Enviada em 05/11/2020

Em 1955, o escritor João Cabral De Melo Neto publicou a obra ´´Morte e Vida Severina``, na qual, objetivou promover uma reflexão crítica sobre os problemas sociais brasileiros daquela época. Porém, mesmo que muitos dos relatos contidos no livro, não façam mais parte da sociedade contemporânea do Brasil e, de um modo geral, do mundo, diariamente visualiza-se a evolução tecnológica com suas  facilidades e também com seus futuros possíveis problemas. A exemplo disso, ressalta-se à uberização (modo informal, com utilização da internet), que junto com seus benefícios, trouxe também diversos problemas, entre eles, a perda dos direitos de diversos trabalhadores informais e um maior afastamento social. Negligencia-se portanto, que o Ministério do trabalho e o da Educação, juntamente com a população devem promover ações eficientes, em prol aos direito de todo cidadão.

Numa primeira análise, ressalta-se que as instituições governamentais têm grande potencial de melhoramento, pois a perda dos direitos trabalhistas de diversos cidadãos por não terem opção de comprovação dos seus trabalhos informais, se torna um descaso, tanto com os trabalhadores, quanto com os avanços e melhorias que a tecnologia proporciona. A esse respeito, Zygmunt  Bauman elaborou o conceito ´´Instituíção Zumbi``, segundo o qual algumas entidades- dentre elas o Estado- não estão fazendo seu papel de modo adequado. Nesse contexto, o Ministério trabalhista se encaixa perfeitamente, pois deveria estar buscando formas para que todo e qualquer cidadão possa comprovar seu trabalho digno de uma forma justa, sendo ele formal ou não, para futuramente ter seus direitos.

De modo análgo, é essencial destacar que a uberização ao proporcionar agilidade e facilidade em todos os parâmetros, também trouxe o sedentarismo e afastamento social com a diminuição do contato físico entre as pessoas. Diante disso, o célebre sociólogo Émilly Durkhein destacou que o egoísmo é, em grande parte, produto da sociedade, ou seja, o afastamento social está cada vez mais presente pelo descaso que a sociedade faz com as relações interpessoais físicas e a sua importância diante da saúde psicológica de cada um. Portanto, a sociedade precisa rever e compreender seus valores essenciais.

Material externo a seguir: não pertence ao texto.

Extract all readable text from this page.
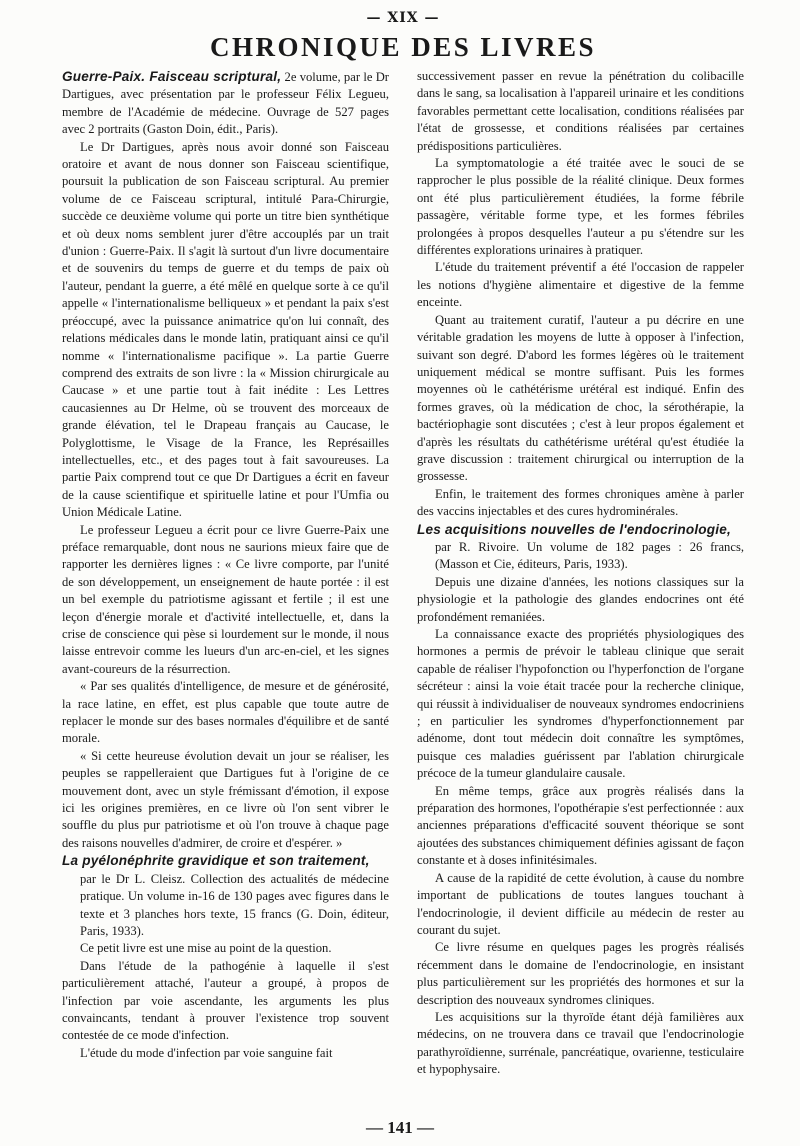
— XIX —
CHRONIQUE DES LIVRES

Guerre-Paix. Faisceau scriptural, 2e volume, par le Dr Dartigues, avec présentation par le professeur Félix Legueu, membre de l'Académie de médecine. Ouvrage de 527 pages avec 2 portraits (Gaston Doin, édit., Paris).

Le Dr Dartigues, après nous avoir donné son Faisceau oratoire et avant de nous donner son Faisceau scientifique, poursuit la publication de son Faisceau scriptural. Au premier volume de ce Faisceau scriptural, intitulé Para-Chirurgie, succède ce deuxième volume qui porte un titre bien synthétique et où deux noms semblent jurer d'être accouplés par un trait d'union : Guerre-Paix. Il s'agit là surtout d'un livre documentaire et de souvenirs du temps de guerre et du temps de paix où l'auteur, pendant la guerre, a été mêlé en quelque sorte à ce qu'il appelle « l'internationalisme belliqueux » et pendant la paix s'est préoccupé, avec la puissance animatrice qu'on lui connaît, des relations médicales dans le monde latin, pratiquant ainsi ce qu'il nomme « l'internationalisme pacifique ». La partie Guerre comprend des extraits de son livre : la « Mission chirurgicale au Caucase » et une partie tout à fait inédite : Les Lettres caucasiennes au Dr Helme, où se trouvent des morceaux de grande élévation, tel le Drapeau français au Caucase, le Polyglottisme, le Visage de la France, les Représailles intellectuelles, etc., et des pages tout à fait savoureuses. La partie Paix comprend tout ce que Dr Dartigues a écrit en faveur de la cause scientifique et spirituelle latine et pour l'Umfia ou Union Médicale Latine.

Le professeur Legueu a écrit pour ce livre Guerre-Paix une préface remarquable, dont nous ne saurions mieux faire que de rapporter les dernières lignes : « Ce livre comporte, par l'unité de son développement, un enseignement de haute portée : il est un bel exemple du patriotisme agissant et fertile ; il est une leçon d'énergie morale et d'activité intellectuelle, et, dans la crise de conscience qui pèse si lourdement sur le monde, il nous laisse entrevoir comme les lueurs d'un arc-en-ciel, et les signes avant-coureurs de la résurrection.

« Par ses qualités d'intelligence, de mesure et de générosité, la race latine, en effet, est plus capable que toute autre de replacer le monde sur des bases normales d'équilibre et de santé morale.

« Si cette heureuse évolution devait un jour se réaliser, les peuples se rappelleraient que Dartigues fut à l'origine de ce mouvement dont, avec un style frémissant d'émotion, il expose ici les origines premières, en ce livre où l'on sent vibrer le souffle du plus pur patriotisme et où l'on trouve à chaque page des raisons nouvelles d'admirer, de croire et d'espérer. »

La pyélonéphrite gravidique et son traitement,

par le Dr L. Cleisz. Collection des actualités de médecine pratique. Un volume in-16 de 130 pages avec figures dans le texte et 3 planches hors texte, 15 francs (G. Doin, éditeur, Paris, 1933).

Ce petit livre est une mise au point de la question.

Dans l'étude de la pathogénie à laquelle il s'est particulièrement attaché, l'auteur a groupé, à propos de l'infection par voie ascendante, les arguments les plus convaincants, tendant à prouver l'existence trop souvent contestée de ce mode d'infection.

L'étude du mode d'infection par voie sanguine fait

successivement passer en revue la pénétration du colibacille dans le sang, sa localisation à l'appareil urinaire et les conditions favorables permettant cette localisation, conditions réalisées par l'état de grossesse, et conditions réalisées par certaines prédispositions particulières.

La symptomatologie a été traitée avec le souci de se rapprocher le plus possible de la réalité clinique. Deux formes ont été plus particulièrement étudiées, la forme fébrile passagère, véritable forme type, et les formes fébriles prolongées à propos desquelles l'auteur a pu s'étendre sur les différentes explorations urinaires à pratiquer.

L'étude du traitement préventif a été l'occasion de rappeler les notions d'hygiène alimentaire et digestive de la femme enceinte.

Quant au traitement curatif, l'auteur a pu décrire en une véritable gradation les moyens de lutte à opposer à l'infection, suivant son degré. D'abord les formes légères où le traitement uniquement médical se montre suffisant. Puis les formes moyennes où le cathétérisme urétéral est indiqué. Enfin des formes graves, où la médication de choc, la sérothérapie, la bactériophagie sont discutées ; c'est à leur propos également et d'après les résultats du cathétérisme urétéral qu'est étudiée la grave discussion : traitement chirurgical ou interruption de la grossesse.

Enfin, le traitement des formes chroniques amène à parler des vaccins injectables et des cures hydrominérales.

Les acquisitions nouvelles de l'endocrinologie,

par R. Rivoire. Un volume de 182 pages : 26 francs, (Masson et Cie, éditeurs, Paris, 1933).

Depuis une dizaine d'années, les notions classiques sur la physiologie et la pathologie des glandes endocrines ont été profondément remaniées.

La connaissance exacte des propriétés physiologiques des hormones a permis de prévoir le tableau clinique que serait capable de réaliser l'hypofonction ou l'hyperfonction de l'organe sécréteur : ainsi la voie était tracée pour la recherche clinique, qui réussit à individualiser de nouveaux syndromes endocriniens ; en particulier les syndromes d'hyperfonctionnement par adénome, dont tout médecin doit connaître les symptômes, puisque ces maladies guérissent par l'ablation chirurgicale précoce de la tumeur glandulaire causale.

En même temps, grâce aux progrès réalisés dans la préparation des hormones, l'opothérapie s'est perfectionnée : aux anciennes préparations d'efficacité souvent théorique se sont ajoutées des substances chimiquement définies agissant de façon constante et à doses infinitésimales.

A cause de la rapidité de cette évolution, à cause du nombre important de publications de toutes langues touchant à l'endocrinologie, il devient difficile au médecin de rester au courant du sujet.

Ce livre résume en quelques pages les progrès réalisés récemment dans le domaine de l'endocrinologie, en insistant plus particulièrement sur les propriétés des hormones et sur la description des nouveaux syndromes cliniques.

Les acquisitions sur la thyroïde étant déjà familières aux médecins, on ne trouvera dans ce travail que l'endocrinologie parathyroïdienne, surrénale, pancréatique, ovarienne, testiculaire et hypophysaire.

— 141 —
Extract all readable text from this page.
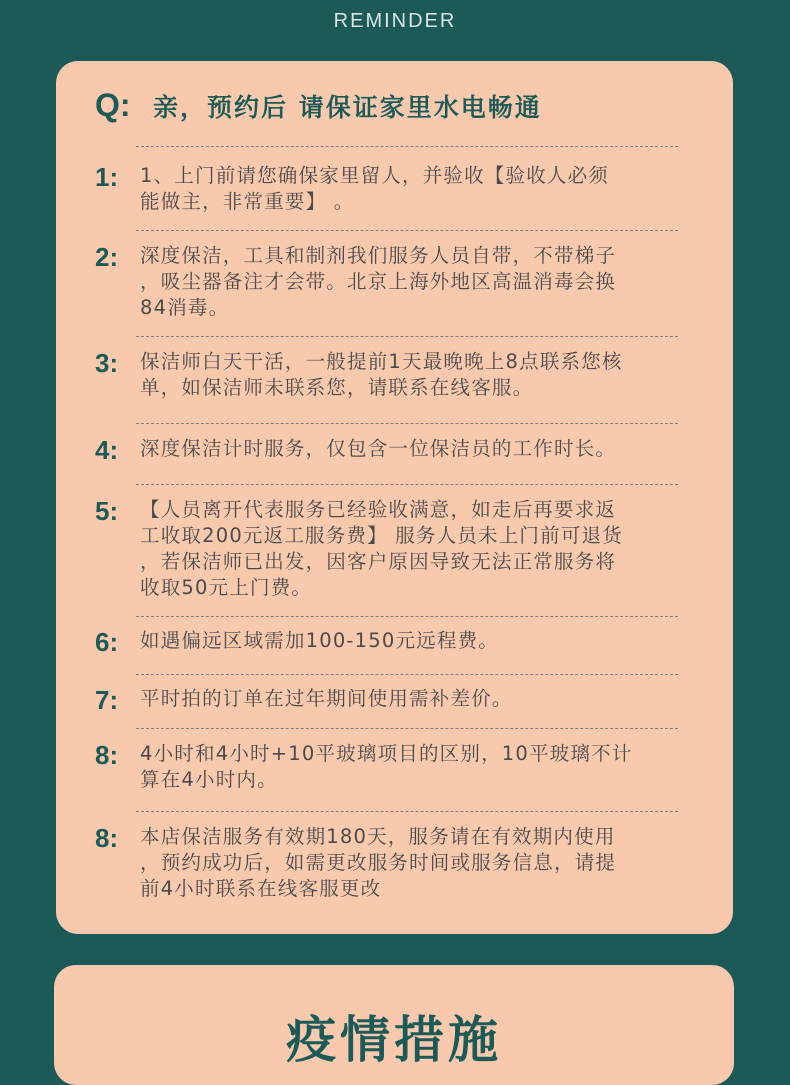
REMINDER
Q: 亲，预约后 请保证家里水电畅通
1:	1、上门前请您确保家里留人，并验收【验收人必须
能做主，非常重要】 。
2:	深度保洁，工具和制剂我们服务人员自带，不带梯子
，吸尘器备注才会带。北京上海外地区高温消毒会换
84消毒。
3:	保洁师白天干活，一般提前1天最晚晚上8点联系您核
单，如保洁师未联系您，请联系在线客服。
4:	深度保洁计时服务，仅包含一位保洁员的工作时长。
5:	【人员离开代表服务已经验收满意，如走后再要求返
工收取200元返工服务费】 服务人员未上门前可退货
，若保洁师已出发，因客户原因导致无法正常服务将
收取50元上门费。
6:	如遇偏远区域需加100-150元远程费。
7:	平时拍的订单在过年期间使用需补差价。
8:	4小时和4小时+10平玻璃项目的区别，10平玻璃不计
算在4小时内。
8:	本店保洁服务有效期180天，服务请在有效期内使用
，预约成功后，如需更改服务时间或服务信息，请提
前4小时联系在线客服更改
疫情措施
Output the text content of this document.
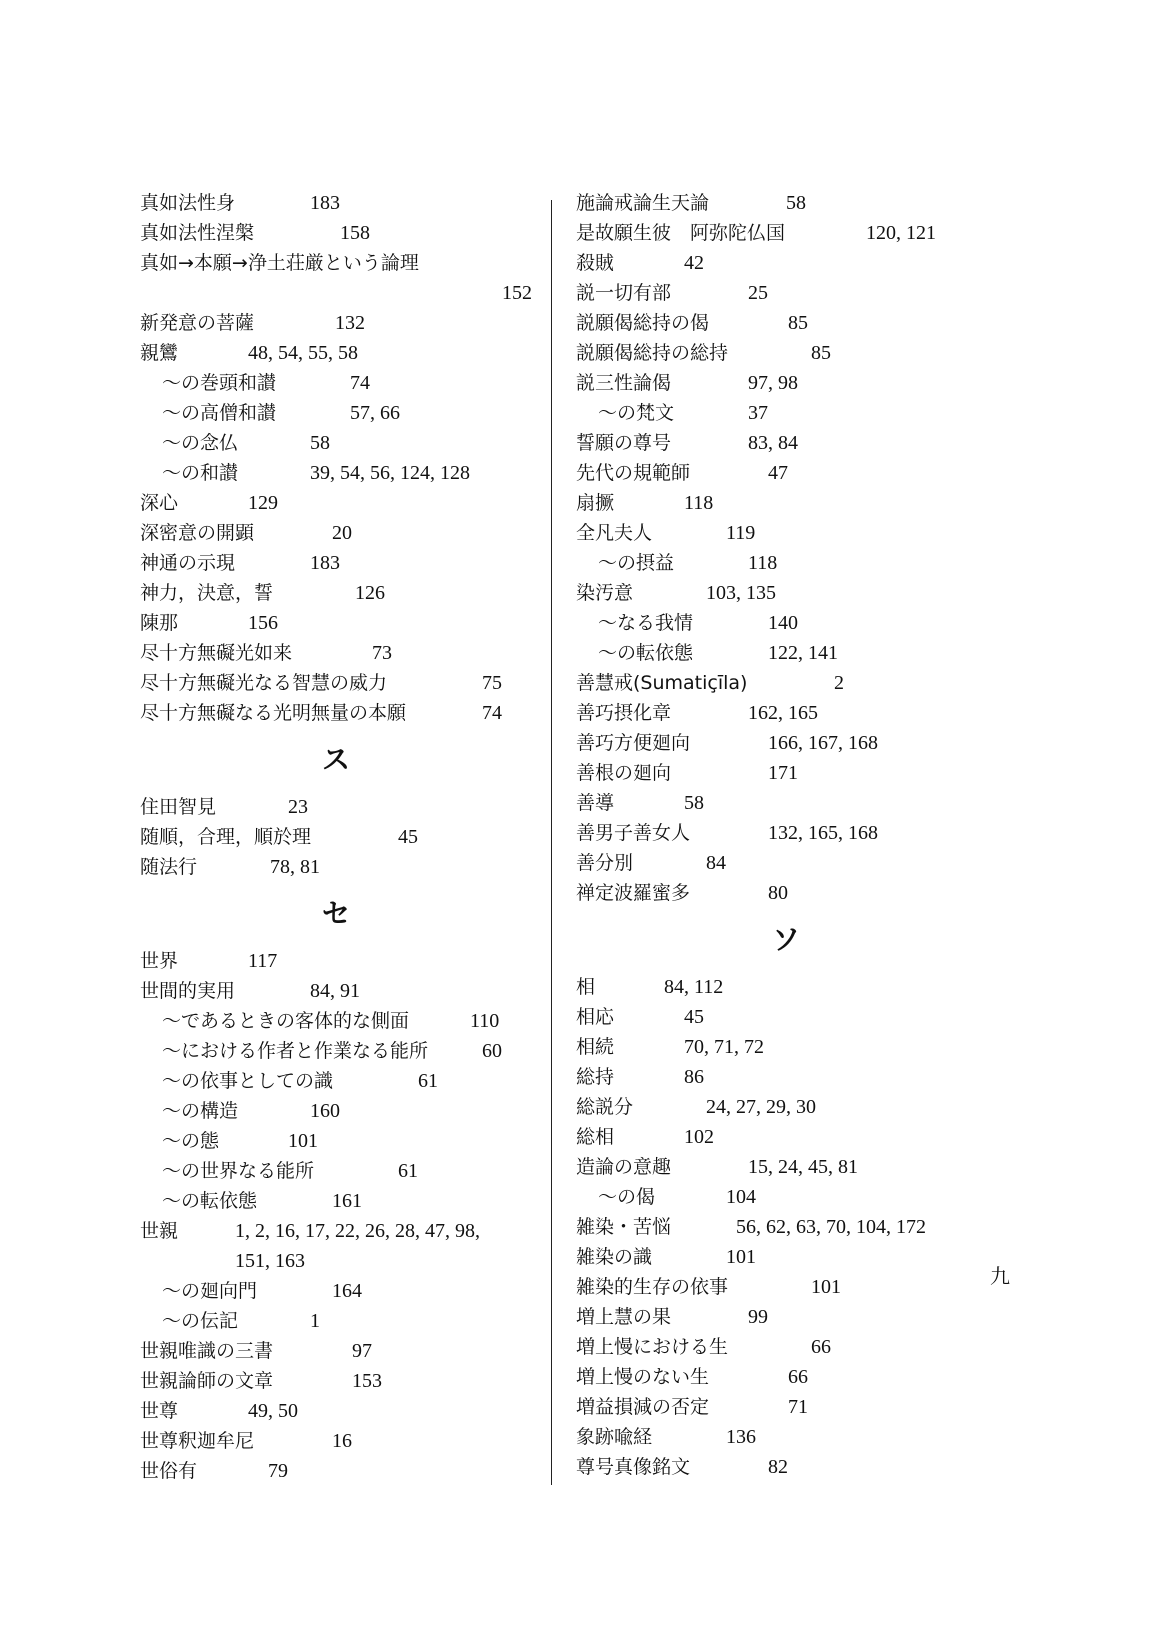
真如法性身	183
真如法性涅槃	158
真如→本願→浄土荘厳という論理
152
新発意の菩薩	132
親鸞	48, 54, 55, 58
～の巻頭和讃	74
～の高僧和讃	57, 66
～の念仏	58
～の和讃	39, 54, 56, 124, 128
深心	129
深密意の開顕	20
神通の示現	183
神力，決意，誓	126
陳那	156
尽十方無礙光如来	73
尽十方無礙光なる智慧の威力	75
尽十方無礙なる光明無量の本願	74
ス
住田智見	23
随順，合理，順於理	45
随法行	78, 81
セ
世界	117
世間的実用	84, 91
～であるときの客体的な側面	110
～における作者と作業なる能所	60
～の依事としての識	61
～の構造	160
～の態	101
～の世界なる能所	61
～の転依態	161
世親	1, 2, 16, 17, 22, 26, 28, 47, 98,
151, 163
～の廻向門	164
～の伝記	1
世親唯識の三書	97
世親論師の文章	153
世尊	49, 50
世尊釈迦牟尼	16
世俗有	79
施論戒論生天論	58
是故願生彼　阿弥陀仏国	120, 121
殺賊	42
説一切有部	25
説願偈総持の偈	85
説願偈総持の総持	85
説三性論偈	97, 98
～の梵文	37
誓願の尊号	83, 84
先代の規範師	47
扇撅	118
全凡夫人	119
～の摂益	118
染汚意	103, 135
～なる我情	140
～の転依態	122, 141
善慧戒(Sumatiçīla)	2
善巧摂化章	162, 165
善巧方便廻向	166, 167, 168
善根の廻向	171
善導	58
善男子善女人	132, 165, 168
善分別	84
禅定波羅蜜多	80
ソ
相	84, 112
相応	45
相続	70, 71, 72
総持	86
総説分	24, 27, 29, 30
総相	102
造論の意趣	15, 24, 45, 81
～の偈	104
雑染・苦悩	56, 62, 63, 70, 104, 172
雑染の識	101
雑染的生存の依事	101
増上慧の果	99
増上慢における生	66
増上慢のない生	66
増益損減の否定	71
象跡喩経	136
尊号真像銘文	82
九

Frente aos desafios que inoculam a sociedade, o Ministério do Trabalho deve aderir a novas formas de inclusão dos trabalhadores informais, promovendo acesso a seus direitos através da criação de plataformas que possibilitem a comprovação por documentação de renda e serviço. Desse modo, podendo proteger seus direitos como cidadão em meio a tecnologia. Congruente a isso, o Ministério da Educação deverá fundamentar palestras para orientar a população, sobre o afastamento das pessoas e o prejuízo que isso pode trazer à saúde, buscando minimizar problemas psicológicos gerados pela falta de relações interpessoais. Somente assim, a evolução  tecnológica se tornará justa e segura.